Afluências no Sul devem ficar significativamente abaixo da média histórica, frustrando expectativas anteriores; cenário de demanda aquecida exige gestão rigorosa dos reservatórios no Sudeste

O cenário hidroenergético para o início de 2026 sofreu uma deterioração importante. O Operador Nacional do Sistema Elétrico (ONS) revisou suas estimativas para o regime de chuvas em janeiro, apontando que o subsistema Sul, o único que ainda mantinha projeções de afluências acima da média histórica, deve registrar volumes consideravelmente menores. O quadro é agravado por uma revisão para cima na projeção da carga de energia, pressionando o equilíbrio entre oferta e demanda no Sistema Interligado Nacional (SIN).

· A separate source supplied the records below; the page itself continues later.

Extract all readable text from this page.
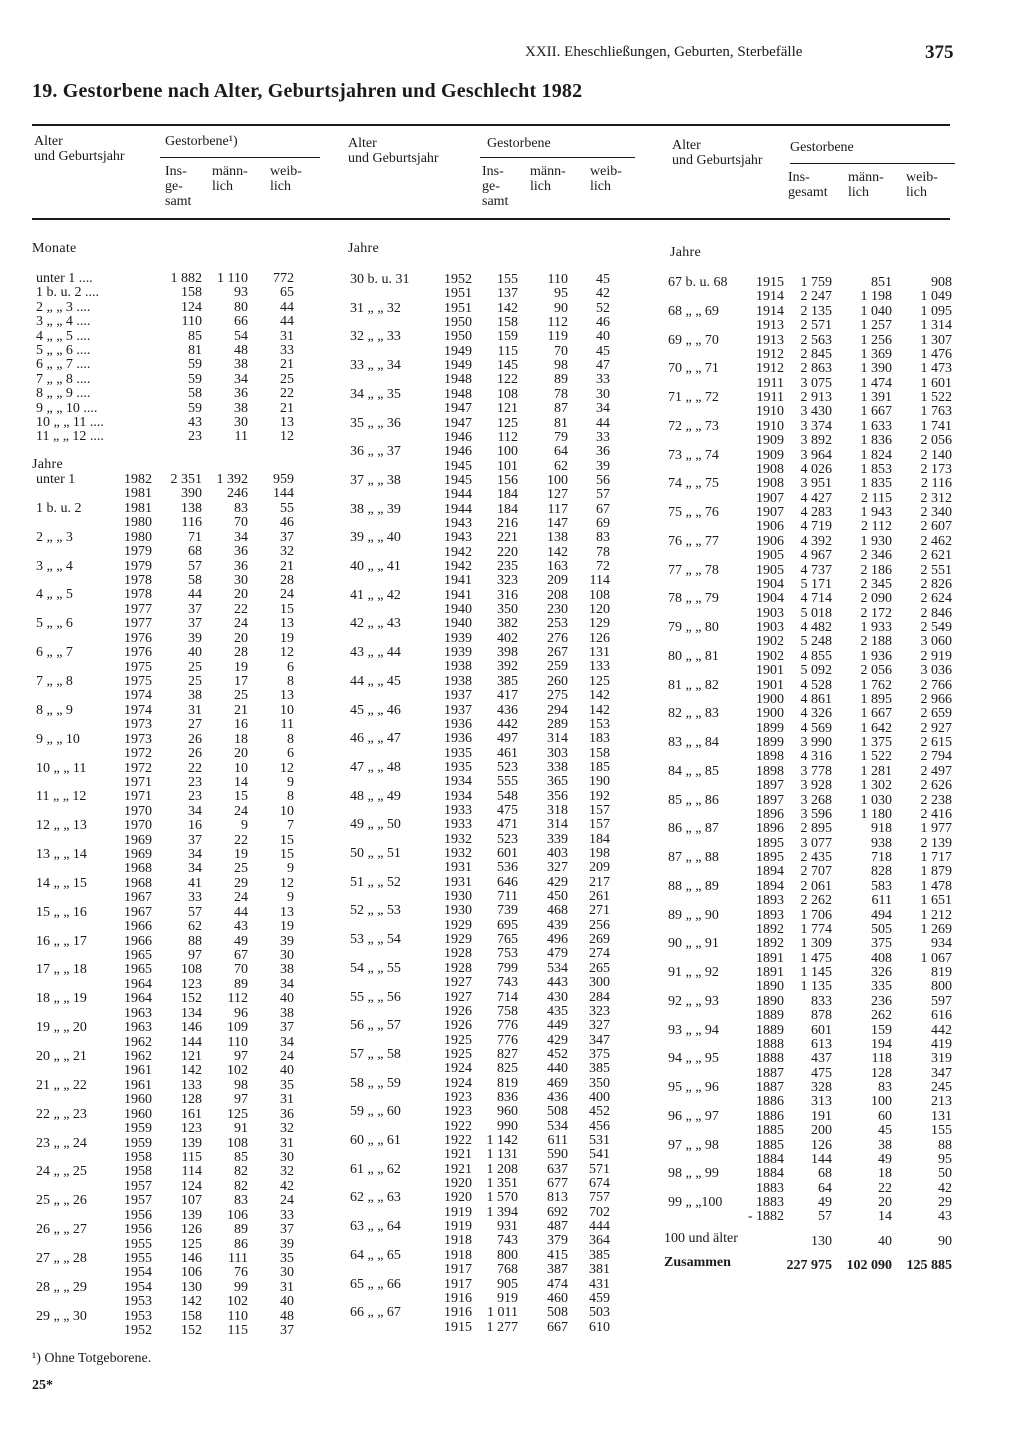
XXII. Eheschließungen, Geburten, Sterbefälle	375
19. Gestorbene nach Alter, Geburtsjahren und Geschlecht 1982
Alter
und Geburtsjahr
Gestorbene¹)
Ins-
ge-
samt
männ-
lich
weib-
lich
Alter
und Geburtsjahr
Gestorbene
Ins-
ge-
samt
männ-
lich
weib-
lich
Alter
und Geburtsjahr
Gestorbene
Ins-
gesamt
männ-
lich
weib-
lich
Monate
Jahre
Jahre	Jahre
unter 1 ....	1 882	1 110	772
1 b. u. 2 ....	158	93	65
2 „ „ 3 ....	124	80	44
3 „ „ 4 ....	110	66	44
4 „ „ 5 ....	85	54	31
5 „ „ 6 ....	81	48	33
6 „ „ 7 ....	59	38	21
7 „ „ 8 ....	59	34	25
8 „ „ 9 ....	58	36	22
9 „ „ 10 ....	59	38	21
10 „ „ 11 ....	43	30	13
11 „ „ 12 ....	23	11	12
unter 1	1982	2 351	1 392	959
1981	390	246	144
1 b. u. 2	1981	138	83	55
1980	116	70	46
2 „ „ 3	1980	71	34	37
1979	68	36	32
3 „ „ 4	1979	57	36	21
1978	58	30	28
4 „ „ 5	1978	44	20	24
1977	37	22	15
5 „ „ 6	1977	37	24	13
1976	39	20	19
6 „ „ 7	1976	40	28	12
1975	25	19	6
7 „ „ 8	1975	25	17	8
1974	38	25	13
8 „ „ 9	1974	31	21	10
1973	27	16	11
9 „ „ 10	1973	26	18	8
1972	26	20	6
10 „ „ 11	1972	22	10	12
1971	23	14	9
11 „ „ 12	1971	23	15	8
1970	34	24	10
12 „ „ 13	1970	16	9	7
1969	37	22	15
13 „ „ 14	1969	34	19	15
1968	34	25	9
14 „ „ 15	1968	41	29	12
1967	33	24	9
15 „ „ 16	1967	57	44	13
1966	62	43	19
16 „ „ 17	1966	88	49	39
1965	97	67	30
17 „ „ 18	1965	108	70	38
1964	123	89	34
18 „ „ 19	1964	152	112	40
1963	134	96	38
19 „ „ 20	1963	146	109	37
1962	144	110	34
20 „ „ 21	1962	121	97	24
1961	142	102	40
21 „ „ 22	1961	133	98	35
1960	128	97	31
22 „ „ 23	1960	161	125	36
1959	123	91	32
23 „ „ 24	1959	139	108	31
1958	115	85	30
24 „ „ 25	1958	114	82	32
1957	124	82	42
25 „ „ 26	1957	107	83	24
1956	139	106	33
26 „ „ 27	1956	126	89	37
1955	125	86	39
27 „ „ 28	1955	146	111	35
1954	106	76	30
28 „ „ 29	1954	130	99	31
1953	142	102	40
29 „ „ 30	1953	158	110	48
1952	152	115	37
30 b. u. 31	1952	155	110	45
1951	137	95	42
31 „ „ 32	1951	142	90	52
1950	158	112	46
32 „ „ 33	1950	159	119	40
1949	115	70	45
33 „ „ 34	1949	145	98	47
1948	122	89	33
34 „ „ 35	1948	108	78	30
1947	121	87	34
35 „ „ 36	1947	125	81	44
1946	112	79	33
36 „ „ 37	1946	100	64	36
1945	101	62	39
37 „ „ 38	1945	156	100	56
1944	184	127	57
38 „ „ 39	1944	184	117	67
1943	216	147	69
39 „ „ 40	1943	221	138	83
1942	220	142	78
40 „ „ 41	1942	235	163	72
1941	323	209	114
41 „ „ 42	1941	316	208	108
1940	350	230	120
42 „ „ 43	1940	382	253	129
1939	402	276	126
43 „ „ 44	1939	398	267	131
1938	392	259	133
44 „ „ 45	1938	385	260	125
1937	417	275	142
45 „ „ 46	1937	436	294	142
1936	442	289	153
46 „ „ 47	1936	497	314	183
1935	461	303	158
47 „ „ 48	1935	523	338	185
1934	555	365	190
48 „ „ 49	1934	548	356	192
1933	475	318	157
49 „ „ 50	1933	471	314	157
1932	523	339	184
50 „ „ 51	1932	601	403	198
1931	536	327	209
51 „ „ 52	1931	646	429	217
1930	711	450	261
52 „ „ 53	1930	739	468	271
1929	695	439	256
53 „ „ 54	1929	765	496	269
1928	753	479	274
54 „ „ 55	1928	799	534	265
1927	743	443	300
55 „ „ 56	1927	714	430	284
1926	758	435	323
56 „ „ 57	1926	776	449	327
1925	776	429	347
57 „ „ 58	1925	827	452	375
1924	825	440	385
58 „ „ 59	1924	819	469	350
1923	836	436	400
59 „ „ 60	1923	960	508	452
1922	990	534	456
60 „ „ 61	1922	1 142	611	531
1921	1 131	590	541
61 „ „ 62	1921	1 208	637	571
1920	1 351	677	674
62 „ „ 63	1920	1 570	813	757
1919	1 394	692	702
63 „ „ 64	1919	931	487	444
1918	743	379	364
64 „ „ 65	1918	800	415	385
1917	768	387	381
65 „ „ 66	1917	905	474	431
1916	919	460	459
66 „ „ 67	1916	1 011	508	503
1915	1 277	667	610
67 b. u. 68	1915	1 759	851	908
1914	2 247	1 198	1 049
68 „ „ 69	1914	2 135	1 040	1 095
1913	2 571	1 257	1 314
69 „ „ 70	1913	2 563	1 256	1 307
1912	2 845	1 369	1 476
70 „ „ 71	1912	2 863	1 390	1 473
1911	3 075	1 474	1 601
71 „ „ 72	1911	2 913	1 391	1 522
1910	3 430	1 667	1 763
72 „ „ 73	1910	3 374	1 633	1 741
1909	3 892	1 836	2 056
73 „ „ 74	1909	3 964	1 824	2 140
1908	4 026	1 853	2 173
74 „ „ 75	1908	3 951	1 835	2 116
1907	4 427	2 115	2 312
75 „ „ 76	1907	4 283	1 943	2 340
1906	4 719	2 112	2 607
76 „ „ 77	1906	4 392	1 930	2 462
1905	4 967	2 346	2 621
77 „ „ 78	1905	4 737	2 186	2 551
1904	5 171	2 345	2 826
78 „ „ 79	1904	4 714	2 090	2 624
1903	5 018	2 172	2 846
79 „ „ 80	1903	4 482	1 933	2 549
1902	5 248	2 188	3 060
80 „ „ 81	1902	4 855	1 936	2 919
1901	5 092	2 056	3 036
81 „ „ 82	1901	4 528	1 762	2 766
1900	4 861	1 895	2 966
82 „ „ 83	1900	4 326	1 667	2 659
1899	4 569	1 642	2 927
83 „ „ 84	1899	3 990	1 375	2 615
1898	4 316	1 522	2 794
84 „ „ 85	1898	3 778	1 281	2 497
1897	3 928	1 302	2 626
85 „ „ 86	1897	3 268	1 030	2 238
1896	3 596	1 180	2 416
86 „ „ 87	1896	2 895	918	1 977
1895	3 077	938	2 139
87 „ „ 88	1895	2 435	718	1 717
1894	2 707	828	1 879
88 „ „ 89	1894	2 061	583	1 478
1893	2 262	611	1 651
89 „ „ 90	1893	1 706	494	1 212
1892	1 774	505	1 269
90 „ „ 91	1892	1 309	375	934
1891	1 475	408	1 067
91 „ „ 92	1891	1 145	326	819
1890	1 135	335	800
92 „ „ 93	1890	833	236	597
1889	878	262	616
93 „ „ 94	1889	601	159	442
1888	613	194	419
94 „ „ 95	1888	437	118	319
1887	475	128	347
95 „ „ 96	1887	328	83	245
1886	313	100	213
96 „ „ 97	1886	191	60	131
1885	200	45	155
97 „ „ 98	1885	126	38	88
1884	144	49	95
98 „ „ 99	1884	68	18	50
1883	64	22	42
99 „ „100	1883	49	20	29
- 1882	57	14	43
100 und älter	130	40	90
Zusammen	227 975	102 090	125 885
¹) Ohne Totgeborene.
25*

De acordo com o boletim do Programa Mensal de Operação (PMO) divulgado nesta sexta-feira, a Energia Natural Afluente (ENA) no Sul deve atingir apenas 79% da Média Longa Termo (MLT). A revisão é brusca: na semana anterior, o órgão projetava 102% da média. Essa mudança remove o último baluarte de hidrologia favorável do país neste início de ano, forçando o sistema a uma gestão mais cautelosa dos ativos térmicos e das interconexões entre subsistemas.

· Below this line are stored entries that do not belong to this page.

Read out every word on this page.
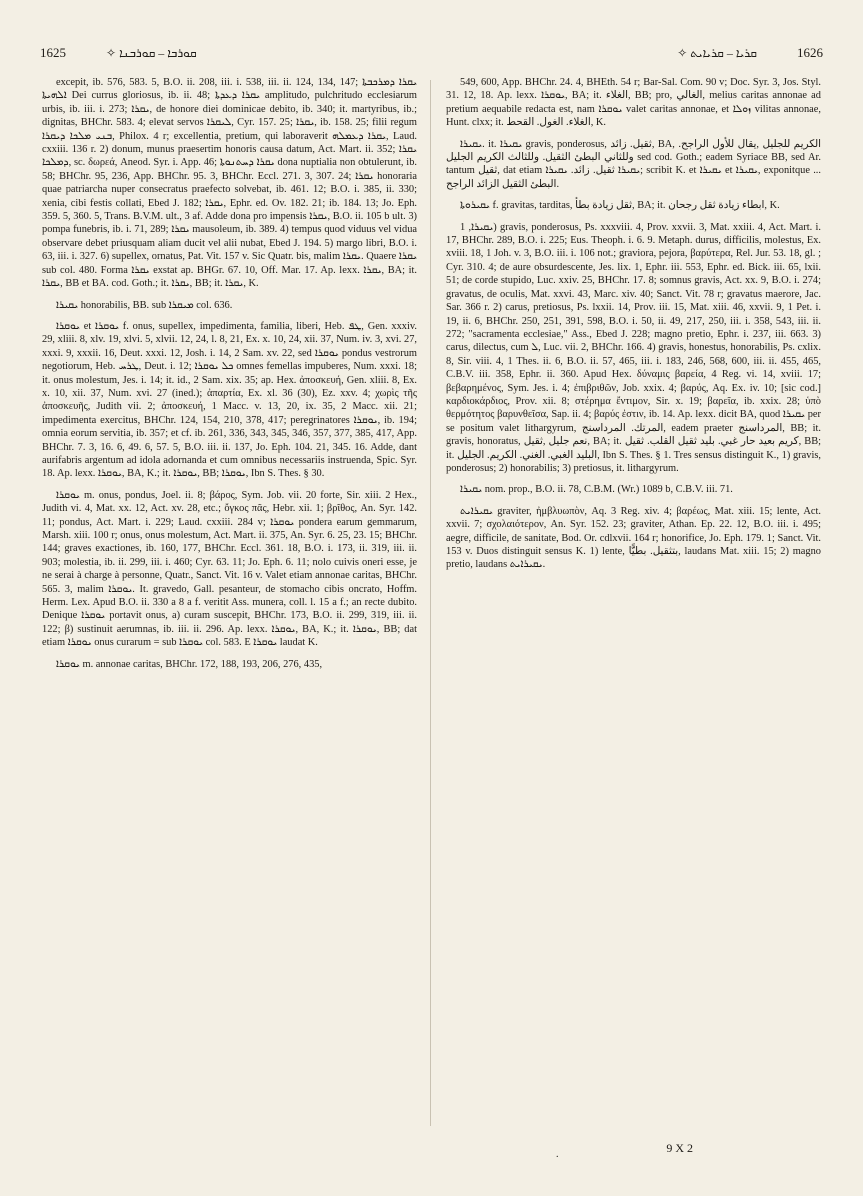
1625	✧ ܩܘܪܒܐ – ܩܘܪܒܢܐ	✧ ܩܪܝܐ – ܩܪܝܐܝܬ	1626

excepit, ib. 576, 583. 5, B.O. ii. 208, iii. i. 538, iii. ii. 124, 134, 147; ܝܩܪܐ ܕܡܪܟܒܬܐ ܐܠܗܝܬܐ Dei currus gloriosus, ib. ii. 48; ܝܩܪܐ ܕܥܕܬܐ amplitudo, pulchritudo ecclesiarum urbis, ib. iii. i. 273; ܝܩܪܐ, de honore diei dominicae debito, ib. 340; it. martyribus, ib.; dignitas, BHChr. 583. 4; elevat servos ܠܝܩܪܐ, Cyr. 157. 25; ܝܩܪܐ, ib. 158. 25; filii regum ܒܢܝ ܡܠܟܐ ܕܝܩܪܐ, Philox. 4 r; excellentia, pretium, qui laboraverit ܝܩܪܐ ܕܥܡܠܗ, Laud. cxxiii. 136 r. 2) donum, munus praesertim honoris causa datum, Act. Mart. ii. 352; ܝܩܪܐ ܕܡܠܟܐ, sc. δωρεά, Aneod. Syr. i. App. 46; ܝܩܪܐ ܕܚܬܢܘܬܐ dona nuptialia non obtulerunt, ib. 58; BHChr. 95, 236, App. BHChr. 95. 3, BHChr. Eccl. 271. 3, 307. 24; ܝܩܪܐ honoraria quae patriarcha nuper consecratus praefecto solvebat, ib. 461. 12; B.O. i. 385, ii. 330; xenia, cibi festis collati, Ebed J. 182; ܝܩܪܐ, Ephr. ed. Ov. 182. 21; ib. 184. 13; Jo. Eph. 359. 5, 360. 5, Trans. B.V.M. ult., 3 af. Adde dona pro impensis ܝܩܪܐ, B.O. ii. 105 b ult. 3) pompa funebris, ib. i. 71, 289; ܝܩܪܐ mausoleum, ib. 389. 4) tempus quod viduus vel vidua observare debet priusquam aliam ducit vel alii nubat, Ebed J. 194. 5) margo libri, B.O. i. 63, iii. i. 327. 6) supellex, ornatus, Pat. Vit. 157 v. Sic Quatr. bis, malim ܝܩܪܐ. Quaere ܝܩܪܐ sub col. 480. Forma ܝܩܪܐ exstat ap. BHGr. 67. 10, Off. Mar. 17. Ap. lexx. ܝܩܪܐ, BA; it. ܝܩܪܐ, BB et BA. cod. Goth.; it. ܝܩܪܐ, BB; it. ܝܩܪܐ, K.

ܝܩܝܪܐ honorabilis, BB. sub ܡܝܩܪܐ col. 636.

ܝܘܩܪܐ et ܝܘܩܪܐ f. onus, supellex, impedimenta, familia, liberi, Heb. ܛܦ, Gen. xxxiv. 29, xliii. 8, xlv. 19, xlvi. 5, xlvii. 12, 24, l. 8, 21, Ex. x. 10, 24, xii. 37, Num. iv. 3, xvi. 27, xxxi. 9, xxxii. 16, Deut. xxxi. 12, Josh. i. 14, 2 Sam. xv. 22, sed ܝܘܩܪܐ pondus vestrorum negotiorum, Heb. ܛܪܚ, Deut. i. 12; ܟܠ ܝܘܩܪܐ omnes femellas impuberes, Num. xxxi. 18; it. onus molestum, Jes. i. 14; it. id., 2 Sam. xix. 35; ap. Hex. ἀποσκευή, Gen. xliii. 8, Ex. x. 10, xii. 37, Num. xvi. 27 (ined.); ἀπαρτία, Ex. xl. 36 (30), Ez. xxv. 4; χωρὶς τῆς ἀποσκευῆς, Judith vii. 2; ἀποσκευή, 1 Macc. v. 13, 20, ix. 35, 2 Macc. xii. 21; impedimenta exercitus, BHChr. 124, 154, 210, 378, 417; peregrinatores ܝܘܩܪܐ, ib. 194; omnia eorum servitia, ib. 357; et cf. ib. 261, 336, 343, 345, 346, 357, 377, 385, 417, App. BHChr. 7. 3, 16. 6, 49. 6, 57. 5, B.O. iii. ii. 137, Jo. Eph. 104. 21, 345. 16. Adde, dant aurifabris argentum ad idola adornanda et cum omnibus necessariis instruenda, Spic. Syr. 18. Ap. lexx. ܝܘܩܪܐ, BA, K.; it. ܝܘܩܪܐ, BB; ܝܘܩܪܐ, Ibn S. Thes. § 30.

ܝܘܩܪܐ m. onus, pondus, Joel. ii. 8; βάρος, Sym. Job. vii. 20 forte, Sir. xiii. 2 Hex., Judith vi. 4, Mat. xx. 12, Act. xv. 28, etc.; ὄγκος πᾶς, Hebr. xii. 1; βρῖθος, An. Syr. 142. 11; pondus, Act. Mart. i. 229; Laud. cxxiii. 284 v; ܝܘܩܪܐ pondera earum gemmarum, Marsh. xiii. 100 r; onus, onus molestum, Act. Mart. ii. 375, An. Syr. 6. 25, 23. 15; BHChr. 144; graves exactiones, ib. 160, 177, BHChr. Eccl. 361. 18, B.O. i. 173, ii. 319, iii. ii. 903; molestia, ib. ii. 299, iii. i. 460; Cyr. 63. 11; Jo. Eph. 6. 11; nolo cuivis oneri esse, je ne serai à charge à personne, Quatr., Sanct. Vit. 16 v. Valet etiam annonae caritas, BHChr. 565. 3, malim ܝܘܩܪܐ. It. gravedo, Gall. pesanteur, de stomacho cibis oncrato, Hoffm. Herm. Lex. Apud B.O. ii. 330 a 8 a f. veritit Ass. munera, coll. l. 15 a f.; an recte dubito. Denique ܝܘܩܪܐ portavit onus, a) curam suscepit, BHChr. 173, B.O. ii. 299, 319, iii. ii. 122; β) sustinuit aerumnas, ib. iii. ii. 296. Ap. lexx. ܝܘܩܪܐ, BA, K.; it. ܝܘܩܪܐ, BB; dat etiam ܝܘܩܪܐ onus curarum = sub ܝܘܩܪܐ col. 583. E ܝܘܩܪܐ laudat K.

ܝܘܩܪܐ m. annonae caritas, BHChr. 172, 188, 193, 206, 276, 435,

549, 600, App. BHChr. 24. 4, BHEth. 54 r; Bar-Sal. Com. 90 v; Doc. Syr. 3, Jos. Styl. 31. 12, 18. Ap. lexx. ܝܘܩܪܐ, BA; it. الغلاء, BB; pro, الغالي, melius caritas annonae ad pretium aequabile redacta est, nam ܝܘܩܪܐ valet caritas annonae, et ܙܘܠܐ vilitas annonae, Hunt. clxx; it. الغلاء. الغول. القحط, K.

ܝܩܝܪܐ. it. ܝܩܝܪܐ gravis, ponderosus, ثقيل. زائد, BA, الكريم للجليل ,يقال للأول الراجح. وللثاني البطئ الثقيل. وللثالث الكريم الجليل sed cod. Goth.; eadem Syriace BB, sed Ar. tantum ثقيل, dat etiam ܝܩܝܪܐ ثقيل. زائد. ܝܩܝܪܐ; scribit K. et ܝܩܝܪܐ et ܝܩܝܪܐ, exponitque ... البطئ الثقيل الزائد الراجح.

ܝܩܝܪܘܬܐ f. gravitas, tarditas, ثقل زيادة بطأ, BA; it. ابطاء زيادة ثقل رجحان, K.

ܝܩܝܪܐ, 1) gravis, ponderosus, Ps. xxxviii. 4, Prov. xxvii. 3, Mat. xxiii. 4, Act. Mart. i. 17, BHChr. 289, B.O. i. 225; Eus. Theoph. i. 6. 9. Metaph. durus, difficilis, molestus, Ex. xviii. 18, 1 Joh. v. 3, B.O. iii. i. 106 not.; graviora, pejora, βαρύτερα, Rel. Jur. 53. 18, gl. ; Cyr. 310. 4; de aure obsurdescente, Jes. lix. 1, Ephr. iii. 553, Ephr. ed. Bick. iii. 65, lxii. 51; de corde stupido, Luc. xxiv. 25, BHChr. 17. 8; somnus gravis, Act. xx. 9, B.O. i. 274; gravatus, de oculis, Mat. xxvi. 43, Marc. xiv. 40; Sanct. Vit. 78 r; gravatus maerore, Jac. Sar. 366 r. 2) carus, pretiosus, Ps. lxxii. 14, Prov. iii. 15, Mat. xiii. 46, xxvii. 9, 1 Pet. i. 19, ii. 6, BHChr. 250, 251, 391, 598, B.O. i. 50, ii. 49, 217, 250, iii. i. 358, 543, iii. ii. 272; "sacramenta ecclesiae," Ass., Ebed J. 228; magno pretio, Ephr. i. 237, iii. 663. 3) carus, dilectus, cum ܠ, Luc. vii. 2, BHChr. 166. 4) gravis, honestus, honorabilis, Ps. cxlix. 8, Sir. viii. 4, 1 Thes. ii. 6, B.O. ii. 57, 465, iii. i. 183, 246, 568, 600, iii. ii. 455, 465, C.B.V. iii. 358, Ephr. ii. 360. Apud Hex. δύναμις βαρεία, 4 Reg. vi. 14, xviii. 17; βεβαρημένος, Sym. Jes. i. 4; ἐπιβριθῶν, Job. xxix. 4; βαρύς, Aq. Ex. iv. 10; [sic cod.] καρδιοκάρδιος, Prov. xii. 8; στέρημα ἔντιμον, Sir. x. 19; βαρεῖα, ib. xxix. 28; ὑπὸ θερμότητος βαρυνθεῖσα, Sap. ii. 4; βαρύς ἐστιν, ib. 14. Ap. lexx. dicit BA, quod ܝܩܝܪܐ per se positum valet lithargyrum, المرتك. المرداسنج, eadem praeter المرداسنج, BB; it. gravis, honoratus, نعم جليل ,ثقيل, BA; it. كريم بعيد حار غبي. بليد ثقيل القلب. ثقيل, BB; it. البليد الغبي. الغني. الكريم. الجليل, Ibn S. Thes. § 1. Tres sensus distinguit K., 1) gravis, ponderosus; 2) honorabilis; 3) pretiosus, it. lithargyrum.

ܝܩܝܪܐ nom. prop., B.O. ii. 78, C.B.M. (Wr.) 1089 b, C.B.V. iii. 71.

ܝܩܝܪܐܝܬ graviter, ἠμβλυωπὸν, Aq. 3 Reg. xiv. 4; βαρέως, Mat. xiii. 15; lente, Act. xxvii. 7; σχολαιότερον, An. Syr. 152. 23; graviter, Athan. Ep. 22. 12, B.O. iii. i. 495; aegre, difficile, de sanitate, Bod. Or. cdlxvii. 164 r; honorifice, Jo. Eph. 179. 1; Sanct. Vit. 153 v. Duos distinguit sensus K. 1) lente, بتثقيل. بطيًّا, laudans Mat. xiii. 15; 2) magno pretio, laudans ܝܩܝܪܐܝܬ.

9 X 2
.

Estresse hídrico e a resiliência dos subsistemas

Enquanto o Sul apresenta frustração nas expectativas, os demais subsistemas permanecem em patamares de atenção, operando abaixo da média histórica para o período, que é tipicamente marcado pelo auge da estação chuvosa. O Sudeste/Centro-Oeste, considerado o principal reservatório de energia do país, deve registrar 67% da MLT. Embora o número represente uma leve melhora frente aos 65% previstos na semana passada, ele ainda se mantém em um nível insuficiente para garantir uma recomposição robusta para o período seco.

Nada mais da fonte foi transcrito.